I'll go anywhere within three hours driving distance and have family in Toronto so if knocked out or hospitalized there I have somewhere to stay before coming back on the train here. I'll go anywhere in Ontario. Who helps those with panic disorder this bad in Ontario?:confused:
 
HI
I am just like you almost. The first appt I had with my current dentist in Dec took me 2 1/2 hours... for most people with just a quick check and getting nothing done it takes 45 or so. He says I am the most extreme patient he has ever seen. He did a root canal on me and I made it thru ok. I thought he has lost his mind when he told me I needed it. He called me at work.

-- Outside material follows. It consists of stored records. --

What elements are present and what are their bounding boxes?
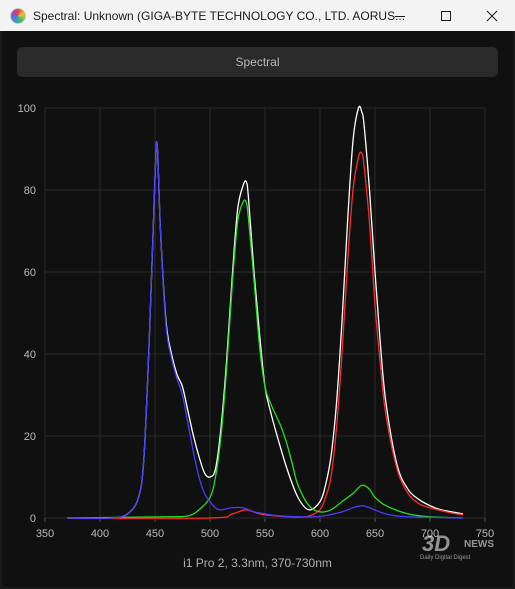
maximize-icon [441, 10, 451, 21]
title-bar: Spectral: Unknown (GIGA-BYTE TECHNOLOGY … [0, 0, 515, 31]
chart-caption: i1 Pro 2, 3.3nm, 370-730nm [183, 556, 332, 570]
close-button[interactable] [469, 0, 515, 31]
y-tick-label: 0 [30, 513, 36, 525]
spectral-button[interactable]: Spectral [17, 47, 498, 77]
series-line-red-curve [66, 151, 464, 519]
x-tick-label: 650 [366, 528, 384, 540]
client-area: Spectral 350 400 450 500 550 600 650 700 750 0 20… [2, 31, 513, 587]
x-tick-label: 450 [146, 528, 164, 540]
minimize-icon [395, 15, 405, 17]
chart-series [66, 105, 464, 519]
x-tick-label: 350 [36, 528, 54, 540]
close-icon [486, 10, 498, 21]
watermark-news: NEWS [464, 539, 494, 550]
window-controls [377, 0, 515, 31]
x-tick-label: 400 [91, 528, 109, 540]
watermark-logo: 3D NEWS Daily Digital Digest [410, 531, 510, 571]
maximize-button[interactable] [423, 0, 469, 31]
watermark-tagline: Daily Digital Digest [420, 555, 471, 561]
y-axis-ticks: 0 20 40 60 80 100 [18, 103, 36, 525]
series-line-green-curve [66, 199, 464, 519]
watermark-3d: 3D [422, 531, 451, 556]
window-title: Spectral: Unknown (GIGA-BYTE TECHNOLOGY … [33, 8, 406, 23]
x-axis-ticks: 350 400 450 500 550 600 650 700 750 [36, 518, 494, 540]
series-line-blue-curve [66, 141, 464, 519]
y-tick-label: 60 [24, 267, 36, 279]
y-tick-label: 40 [24, 349, 36, 361]
y-tick-label: 100 [18, 103, 36, 115]
x-tick-label: 600 [311, 528, 329, 540]
x-tick-label: 700 [421, 528, 439, 540]
y-tick-label: 20 [24, 431, 36, 443]
x-tick-label: 750 [476, 528, 494, 540]
x-tick-label: 500 [201, 528, 219, 540]
spectral-chart: 350 400 450 500 550 600 650 700 750 0 20 40 60 80 100 [18, 103, 495, 540]
app-icon [10, 7, 26, 24]
chart-grid [44, 107, 486, 519]
y-tick-label: 80 [24, 185, 36, 197]
x-tick-label: 550 [256, 528, 274, 540]
minimize-button[interactable] [377, 0, 423, 31]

I cried to him and he speaks with me and gives me the courage to come in. He calls me the morning of the appt and has given me his personal cell phone and email address. I emailed him today all freaked out. He emailed me back. He never has an issue with my fear like everyone else done. Let me tell you the compassion this man has is unlike any other I have ever been to. It really helps because he gets how you feel and is doing everything possible to help you thru it. He builds the trust and that helps. I have only being going since Oct but ask him every time, if I cant do this you promised me you will stop right. Every time, he says I promise I will stop and we can do it another day. He is amazing. I wish all dentists were this good. He is in London Ont and his same is Dr. Aiello. He is the very very best in my opinion. I havent been to a dentist in since I was 17 and I am now 46. He gives me pills and gas just like yours did. Lots to make you nice and happy in the chair, or as happy as you can get but his compassion is what puts me more at ease. He builds trust and really wants you to come back and get the help you need. I have never met anyone like him. He even promised me he would not let anyone else ever touch my teeth except him not even to clean them. I hope that helps.
 
Did you ever end up finding a suitable dentist?